Daniel Mendelsohn wrote a review of Stephen Mitchell’s translation of The Iliad in 2011. In the review, he included some background about the scholarly debates on the textual history of the epic and some comments about translating it. A couple of paragraphs on translation:
Mitchell’s stripping away takes other, subtler forms. In a translator’s note, he cites the now canonical judgment of the Victorian poet and critic Matthew Arnold, who, in an 1861 essay called “On Translating Homer,” enumerated what he saw as the four cardinal qualities of Homeric verse: rapidity, plainness of syntax and diction, plainness of thought, and nobility.

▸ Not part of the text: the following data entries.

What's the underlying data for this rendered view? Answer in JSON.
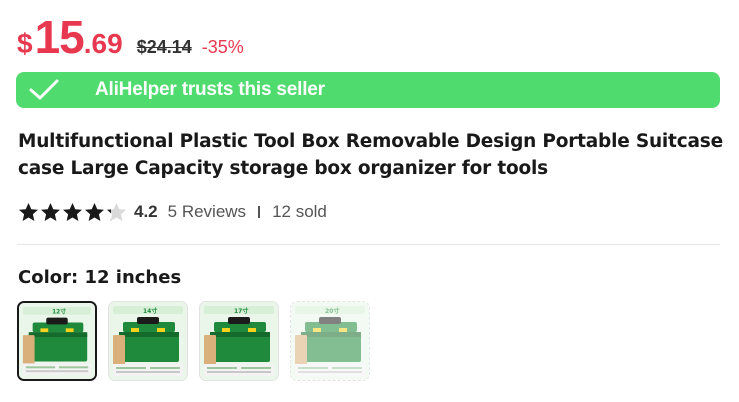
{
  "price": {
    "currency": "$",
    "integer": "15",
    "decimal": ".69",
    "original": "$24.14",
    "discount": "-35%"
  },
  "trust_banner": {
    "text": "AliHelper trusts this seller"
  },
  "product": {
    "title": "Multifunctional Plastic Tool Box Removable Design Portable Suitcase case Large Capacity storage box organizer for tools"
  },
  "rating": {
    "value": "4.2",
    "stars": 4.2,
    "reviews": "5 Reviews",
    "sold": "12 sold"
  },
  "color": {
    "label": "Color: 12 inches"
  },
  "options": [
    {
      "size_label": "12寸",
      "selected": true,
      "available": true
    },
    {
      "size_label": "14寸",
      "selected": false,
      "available": true
    },
    {
      "size_label": "17寸",
      "selected": false,
      "available": true
    },
    {
      "size_label": "20寸",
      "selected": false,
      "available": false
    }
  ],
  "colors": {
    "price": "#e8384f",
    "trust_green": "#4fdb6e",
    "box_green": "#1f8a3c",
    "box_yellow": "#f4d21e"
  }
}
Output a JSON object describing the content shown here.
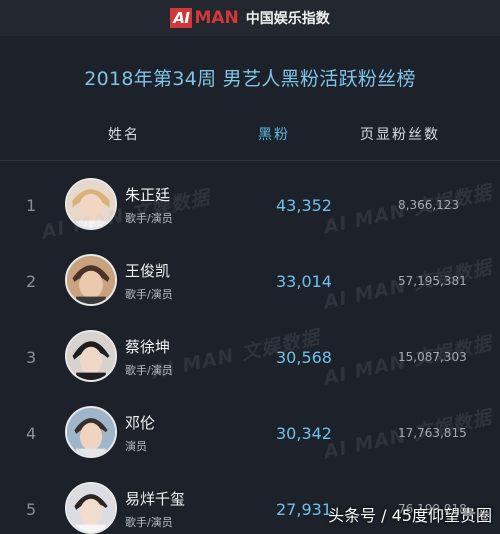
{
  "brand": {
    "ai": "AI",
    "man": "MAN",
    "cn": "中国娱乐指数"
  },
  "title": "2018年第34周 男艺人黑粉活跃粉丝榜",
  "columns": {
    "name": "姓名",
    "black_fans": "黑粉",
    "page_fans": "页显粉丝数"
  },
  "rows": [
    {
      "rank": "1",
      "name": "朱正廷",
      "role": "歌手/演员",
      "black_fans": "43,352",
      "page_fans": "8,366,123"
    },
    {
      "rank": "2",
      "name": "王俊凯",
      "role": "歌手/演员",
      "black_fans": "33,014",
      "page_fans": "57,195,381"
    },
    {
      "rank": "3",
      "name": "蔡徐坤",
      "role": "歌手/演员",
      "black_fans": "30,568",
      "page_fans": "15,087,303"
    },
    {
      "rank": "4",
      "name": "邓伦",
      "role": "演员",
      "black_fans": "30,342",
      "page_fans": "17,763,815"
    },
    {
      "rank": "5",
      "name": "易烊千玺",
      "role": "歌手/演员",
      "black_fans": "27,931",
      "page_fans": "76,199,018"
    }
  ],
  "watermark": "AI MAN 文娱数据",
  "footer_mark": "头条号 / 45度仰望贵圈",
  "colors": {
    "accent": "#d23838",
    "title": "#7fc3e6",
    "black_fans": "#6fc0ea",
    "background": "#1c212a"
  }
}
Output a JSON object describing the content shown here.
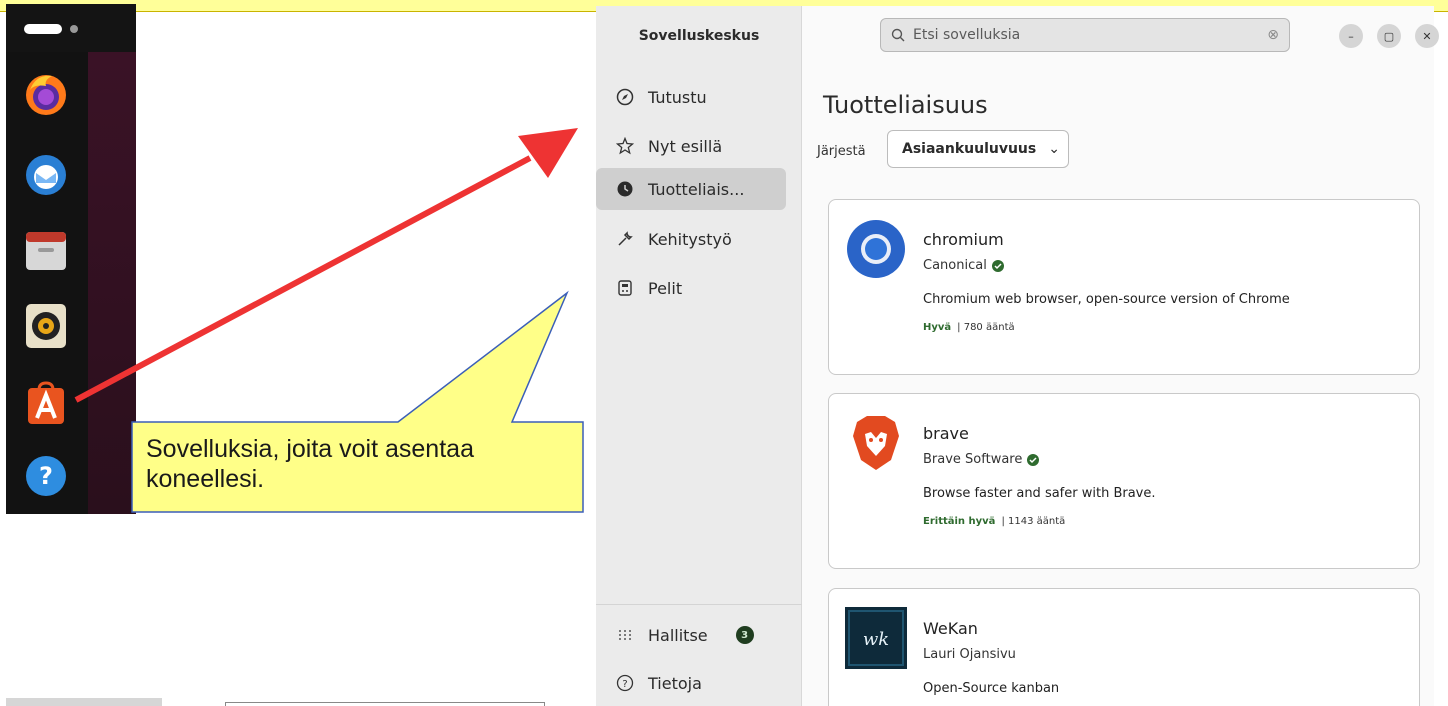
{
  "dock": {
    "icons": [
      "firefox-icon",
      "thunderbird-icon",
      "files-icon",
      "rhythmbox-icon",
      "app-center-icon",
      "help-icon"
    ]
  },
  "app": {
    "title": "Sovelluskeskus",
    "search": {
      "placeholder": "Etsi sovelluksia"
    },
    "nav": [
      {
        "label": "Tutustu",
        "icon": "compass-icon",
        "active": false
      },
      {
        "label": "Nyt esillä",
        "icon": "star-icon",
        "active": false
      },
      {
        "label": "Tuotteliais...",
        "icon": "clock-icon",
        "active": true
      },
      {
        "label": "Kehitystyö",
        "icon": "wrench-icon",
        "active": false
      },
      {
        "label": "Pelit",
        "icon": "gamepad-icon",
        "active": false
      }
    ],
    "manage": {
      "label": "Hallitse",
      "badge": "3"
    },
    "about": {
      "label": "Tietoja"
    },
    "page_title": "Tuotteliaisuus",
    "sort": {
      "label": "Järjestä",
      "value": "Asiaankuuluvuus"
    },
    "cards": [
      {
        "name": "chromium",
        "publisher": "Canonical",
        "verified": true,
        "description": "Chromium web browser, open-source version of Chrome",
        "rating": "Hyvä",
        "votes": "| 780 ääntä"
      },
      {
        "name": "brave",
        "publisher": "Brave Software",
        "verified": true,
        "description": "Browse faster and safer with Brave.",
        "rating": "Erittäin hyvä",
        "votes": "| 1143 ääntä"
      },
      {
        "name": "WeKan",
        "publisher": "Lauri Ojansivu",
        "verified": false,
        "description": "Open-Source kanban",
        "rating": "",
        "votes": ""
      }
    ]
  },
  "annotation": {
    "callout_text": "Sovelluksia, joita voit asentaa koneellesi.",
    "arrow_color": "#ee3333",
    "callout_fill": "#ffff88"
  }
}
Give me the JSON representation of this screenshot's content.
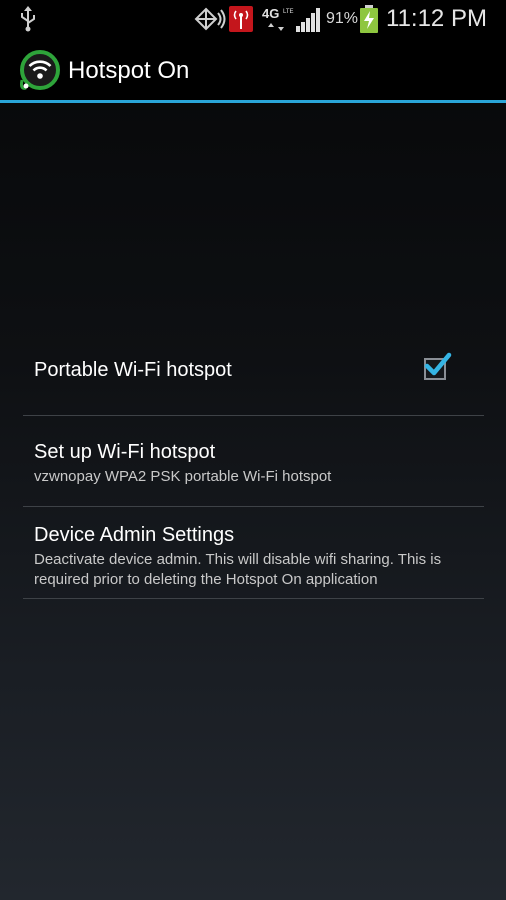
{
  "status_bar": {
    "battery_percent": "91%",
    "time": "11:12 PM",
    "network_label": "4G",
    "icons": [
      "usb-icon",
      "sync-icon",
      "hotspot-icon",
      "network-4g-icon",
      "signal-icon",
      "battery-charging-icon"
    ]
  },
  "action_bar": {
    "title": "Hotspot On",
    "logo": "hotspot-on-logo"
  },
  "preferences": [
    {
      "title": "Portable Wi-Fi hotspot",
      "checked": true
    },
    {
      "title": "Set up Wi-Fi hotspot",
      "summary": "vzwnopay WPA2 PSK portable Wi-Fi hotspot"
    },
    {
      "title": "Device Admin Settings",
      "summary": "Deactivate device admin. This will disable wifi sharing. This is required prior to deleting the Hotspot On application"
    }
  ],
  "colors": {
    "accent": "#2aa6d8",
    "hotspot_badge": "#c4161c"
  }
}
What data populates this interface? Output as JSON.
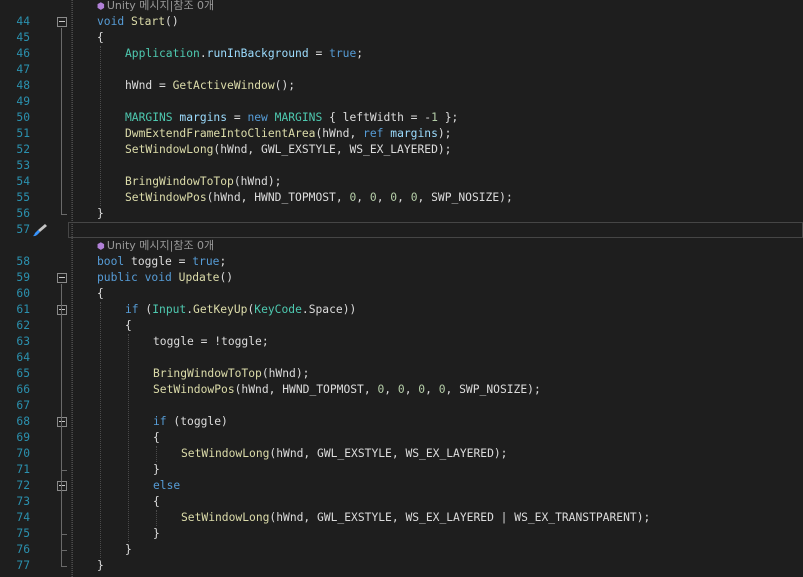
{
  "codelens_text": "Unity 메시지|참조 0개",
  "quick_action_icon": "brush-icon",
  "colors": {
    "background": "#1e1e1e",
    "keyword": "#569cd6",
    "type": "#4ec9b0",
    "method": "#dcdcaa",
    "number": "#b5cea8",
    "line_number": "#2b91af"
  },
  "lines": [
    {
      "n": "44",
      "fold": true,
      "lens": true,
      "t": [
        [
          "kw",
          "void "
        ],
        [
          "fn",
          "Start"
        ],
        [
          "",
          "()"
        ]
      ]
    },
    {
      "n": "45",
      "t": [
        [
          "",
          "{"
        ]
      ]
    },
    {
      "n": "46",
      "ind": 1,
      "t": [
        [
          "ty",
          "Application"
        ],
        [
          "",
          "."
        ],
        [
          "vr",
          "runInBackground"
        ],
        [
          "",
          " = "
        ],
        [
          "kw",
          "true"
        ],
        [
          "",
          ";"
        ]
      ]
    },
    {
      "n": "47",
      "t": []
    },
    {
      "n": "48",
      "ind": 1,
      "t": [
        [
          "",
          "hWnd = "
        ],
        [
          "fn",
          "GetActiveWindow"
        ],
        [
          "",
          "();"
        ]
      ]
    },
    {
      "n": "49",
      "t": []
    },
    {
      "n": "50",
      "ind": 1,
      "t": [
        [
          "ty",
          "MARGINS"
        ],
        [
          "",
          " "
        ],
        [
          "vr",
          "margins"
        ],
        [
          "",
          " = "
        ],
        [
          "kw",
          "new"
        ],
        [
          "",
          " "
        ],
        [
          "ty",
          "MARGINS"
        ],
        [
          "",
          " { leftWidth = -"
        ],
        [
          "nm",
          "1"
        ],
        [
          "",
          " };"
        ]
      ]
    },
    {
      "n": "51",
      "ind": 1,
      "t": [
        [
          "fn",
          "DwmExtendFrameIntoClientArea"
        ],
        [
          "",
          "(hWnd, "
        ],
        [
          "kw",
          "ref"
        ],
        [
          "",
          " "
        ],
        [
          "vr",
          "margins"
        ],
        [
          "",
          ");"
        ]
      ]
    },
    {
      "n": "52",
      "ind": 1,
      "t": [
        [
          "fn",
          "SetWindowLong"
        ],
        [
          "",
          "(hWnd, GWL_EXSTYLE, WS_EX_LAYERED);"
        ]
      ]
    },
    {
      "n": "53",
      "t": []
    },
    {
      "n": "54",
      "ind": 1,
      "t": [
        [
          "fn",
          "BringWindowToTop"
        ],
        [
          "",
          "(hWnd);"
        ]
      ]
    },
    {
      "n": "55",
      "ind": 1,
      "t": [
        [
          "fn",
          "SetWindowPos"
        ],
        [
          "",
          "(hWnd, HWND_TOPMOST, "
        ],
        [
          "nm",
          "0"
        ],
        [
          "",
          ", "
        ],
        [
          "nm",
          "0"
        ],
        [
          "",
          ", "
        ],
        [
          "nm",
          "0"
        ],
        [
          "",
          ", "
        ],
        [
          "nm",
          "0"
        ],
        [
          "",
          ", SWP_NOSIZE);"
        ]
      ]
    },
    {
      "n": "56",
      "t": [
        [
          "",
          "}"
        ]
      ]
    },
    {
      "n": "57",
      "t": []
    },
    {
      "n": "58",
      "lens": true,
      "t": [
        [
          "kw",
          "bool"
        ],
        [
          "",
          " toggle = "
        ],
        [
          "kw",
          "true"
        ],
        [
          "",
          ";"
        ]
      ]
    },
    {
      "n": "59",
      "fold": true,
      "t": [
        [
          "kw",
          "public"
        ],
        [
          "",
          " "
        ],
        [
          "kw",
          "void"
        ],
        [
          "",
          " "
        ],
        [
          "fn",
          "Update"
        ],
        [
          "",
          "()"
        ]
      ]
    },
    {
      "n": "60",
      "t": [
        [
          "",
          "{"
        ]
      ]
    },
    {
      "n": "61",
      "fold": true,
      "ind": 1,
      "t": [
        [
          "kw",
          "if"
        ],
        [
          "",
          " ("
        ],
        [
          "ty",
          "Input"
        ],
        [
          "",
          "."
        ],
        [
          "fn",
          "GetKeyUp"
        ],
        [
          "",
          "("
        ],
        [
          "ty",
          "KeyCode"
        ],
        [
          "",
          ".Space))"
        ]
      ]
    },
    {
      "n": "62",
      "ind": 1,
      "t": [
        [
          "",
          "{"
        ]
      ]
    },
    {
      "n": "63",
      "ind": 2,
      "t": [
        [
          "",
          "toggle = !toggle;"
        ]
      ]
    },
    {
      "n": "64",
      "t": []
    },
    {
      "n": "65",
      "ind": 2,
      "t": [
        [
          "fn",
          "BringWindowToTop"
        ],
        [
          "",
          "(hWnd);"
        ]
      ]
    },
    {
      "n": "66",
      "ind": 2,
      "t": [
        [
          "fn",
          "SetWindowPos"
        ],
        [
          "",
          "(hWnd, HWND_TOPMOST, "
        ],
        [
          "nm",
          "0"
        ],
        [
          "",
          ", "
        ],
        [
          "nm",
          "0"
        ],
        [
          "",
          ", "
        ],
        [
          "nm",
          "0"
        ],
        [
          "",
          ", "
        ],
        [
          "nm",
          "0"
        ],
        [
          "",
          ", SWP_NOSIZE);"
        ]
      ]
    },
    {
      "n": "67",
      "t": []
    },
    {
      "n": "68",
      "fold": true,
      "ind": 2,
      "t": [
        [
          "kw",
          "if"
        ],
        [
          "",
          " (toggle)"
        ]
      ]
    },
    {
      "n": "69",
      "ind": 2,
      "t": [
        [
          "",
          "{"
        ]
      ]
    },
    {
      "n": "70",
      "ind": 3,
      "t": [
        [
          "fn",
          "SetWindowLong"
        ],
        [
          "",
          "(hWnd, GWL_EXSTYLE, WS_EX_LAYERED);"
        ]
      ]
    },
    {
      "n": "71",
      "ind": 2,
      "t": [
        [
          "",
          "}"
        ]
      ]
    },
    {
      "n": "72",
      "fold": true,
      "ind": 2,
      "t": [
        [
          "kw",
          "else"
        ]
      ]
    },
    {
      "n": "73",
      "ind": 2,
      "t": [
        [
          "",
          "{"
        ]
      ]
    },
    {
      "n": "74",
      "ind": 3,
      "t": [
        [
          "fn",
          "SetWindowLong"
        ],
        [
          "",
          "(hWnd, GWL_EXSTYLE, WS_EX_LAYERED | WS_EX_TRANSTPARENT);"
        ]
      ]
    },
    {
      "n": "75",
      "ind": 2,
      "t": [
        [
          "",
          "}"
        ]
      ]
    },
    {
      "n": "76",
      "ind": 1,
      "t": [
        [
          "",
          "}"
        ]
      ]
    },
    {
      "n": "77",
      "t": [
        [
          "",
          "}"
        ]
      ]
    }
  ]
}
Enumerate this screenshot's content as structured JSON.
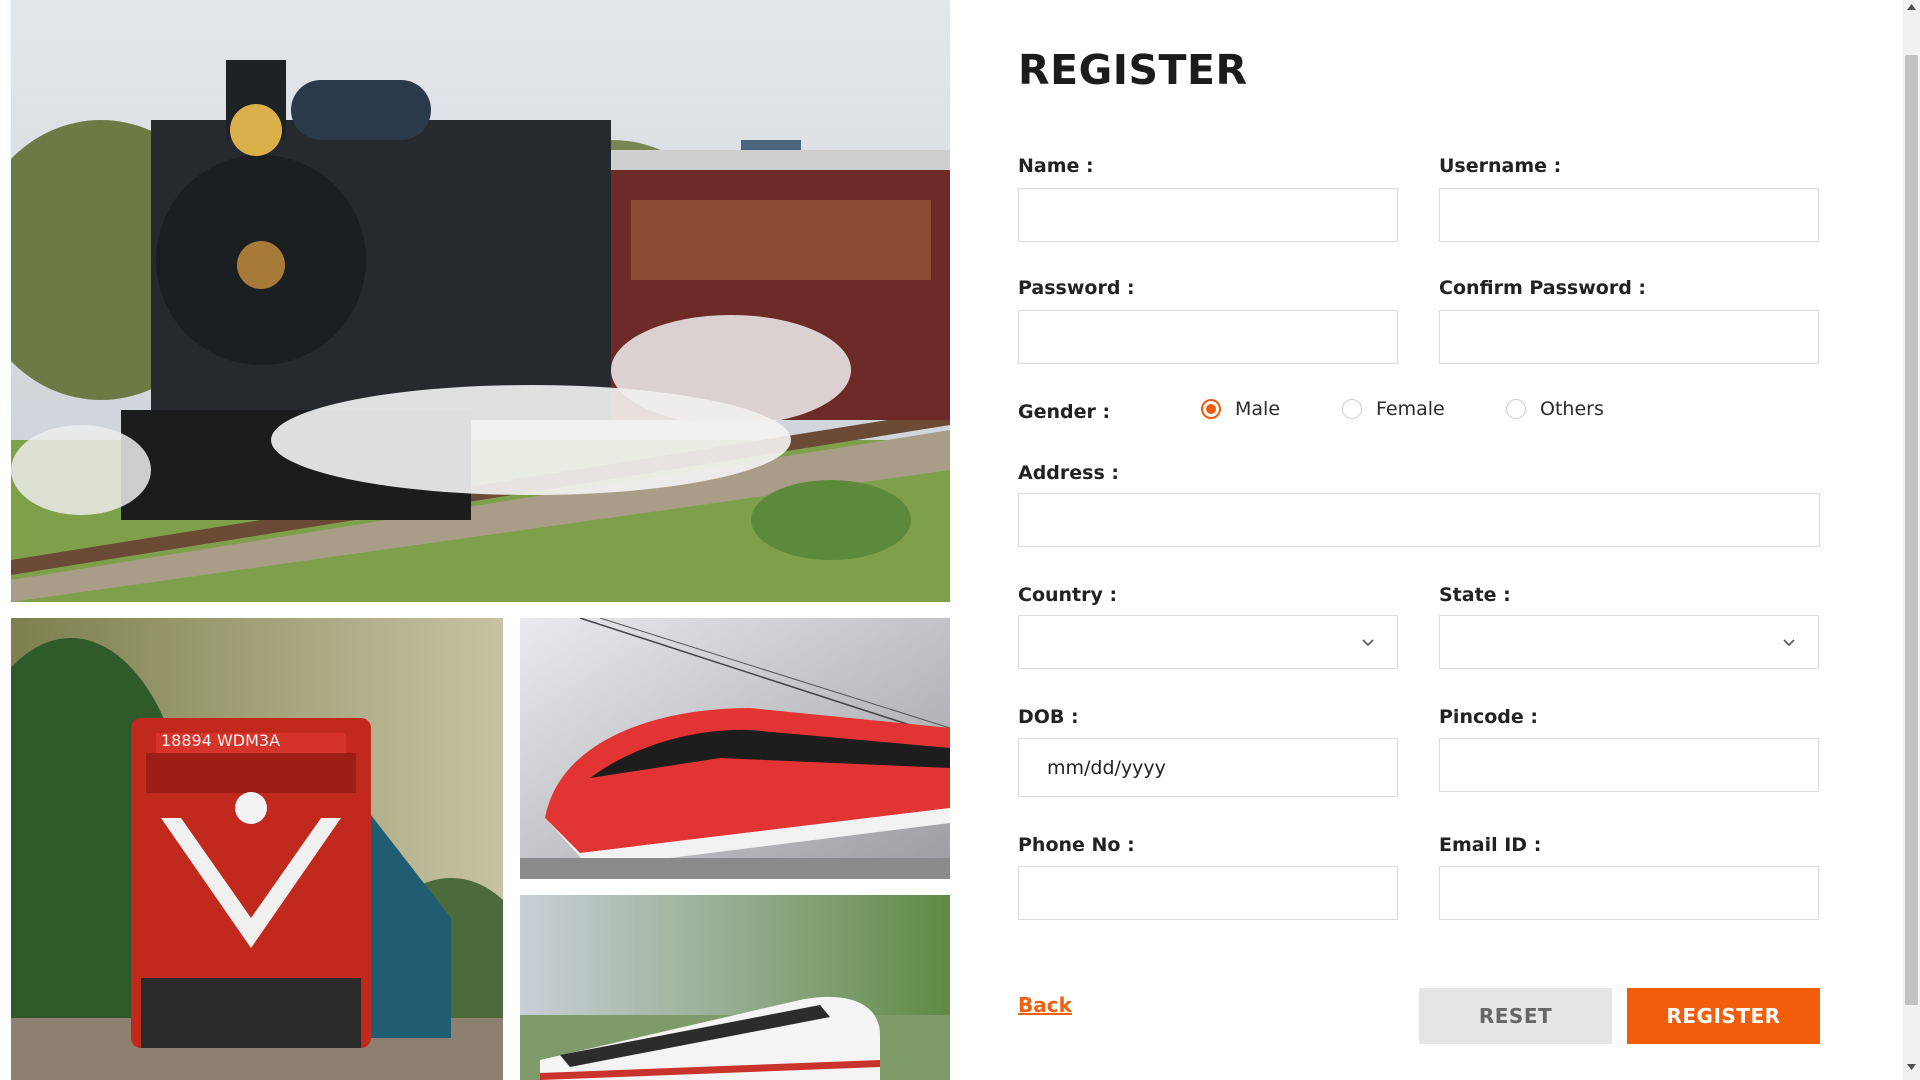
{
  "colors": {
    "accent": "#f25d0c",
    "reset_bg": "#e6e6e6",
    "border": "#dcdcdc"
  },
  "images": {
    "steam": "steam-locomotive-photo",
    "diesel": "diesel-locomotive-photo",
    "red_train": "red-high-speed-train-photo",
    "white_train": "white-high-speed-train-photo"
  },
  "form": {
    "title": "REGISTER",
    "name_label": "Name :",
    "username_label": "Username :",
    "password_label": "Password :",
    "confirm_password_label": "Confirm Password :",
    "gender_label": "Gender :",
    "gender_options": [
      "Male",
      "Female",
      "Others"
    ],
    "gender_selected": "Male",
    "address_label": "Address :",
    "country_label": "Country :",
    "state_label": "State :",
    "dob_label": "DOB :",
    "dob_placeholder": "mm/dd/yyyy",
    "pincode_label": "Pincode :",
    "phone_label": "Phone No :",
    "email_label": "Email ID :",
    "back_label": "Back",
    "reset_label": "RESET",
    "register_label": "REGISTER"
  }
}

Homer’s Greek is capacious enough that he can achieve all four, but English translators have generally had to choose one or two at the expense of the others. (The sole exception is probably Alexander Pope, whose Iliad, set in rhyming couplets and published between 1715 and 1720, is among the greatest translations of any work in any language.) Richmond Lattimore’s craggy 1951 translation, which imitates Homer’s expansive six-beat line and sticks faithfully to his archaisms (“Odysseus . . . laid a harsh word upon him”), has nobility but not rapidity; classicists tend to favor it. The enormously popular version by the late Princeton scholar Robert Fagles, published in 1990, has a gratifying plainness—my students have always preferred it—but doesn’t get the grandeur. Other interpreters go their own way: the stark “War Music” of Christopher Logue is more an adaptation than a translation; Stanley Lombardo’s 1997 version goes for a tight-lipped, soldierly toughness—a post-Vietnam Iliad.
But too often Mitchell’s insistence on speed forces him to sacrifice nobility. Precisely because Homer’s Greek is an old inheritance—an amalgam of many styles and periods and dialects going back many centuries (no one ever spoke the Greek you read in Homer)—it has a distinctively archaic quality that, paradoxically, never gets in the way of speed. (It likely sounded to Greek ears the way the King James Bible does to ours: old-fashioned but so much a part of the language that it never registers as stuffy.) For Mitchell, Homer’s famous epithets can obscure what he calls the “meaning”: “ ‘Flashing-helmeted Hector,’ ” he writes, “means no more than ‘Hector.’ ” But “meaning” isn’t the point. Part of the way in which the epic legitimatizes its ability to talk about so many levels of existence and so many kinds of experience is its style: an ancient authority inheres in that old-time diction, the plushly padded epithets and stately rhythms.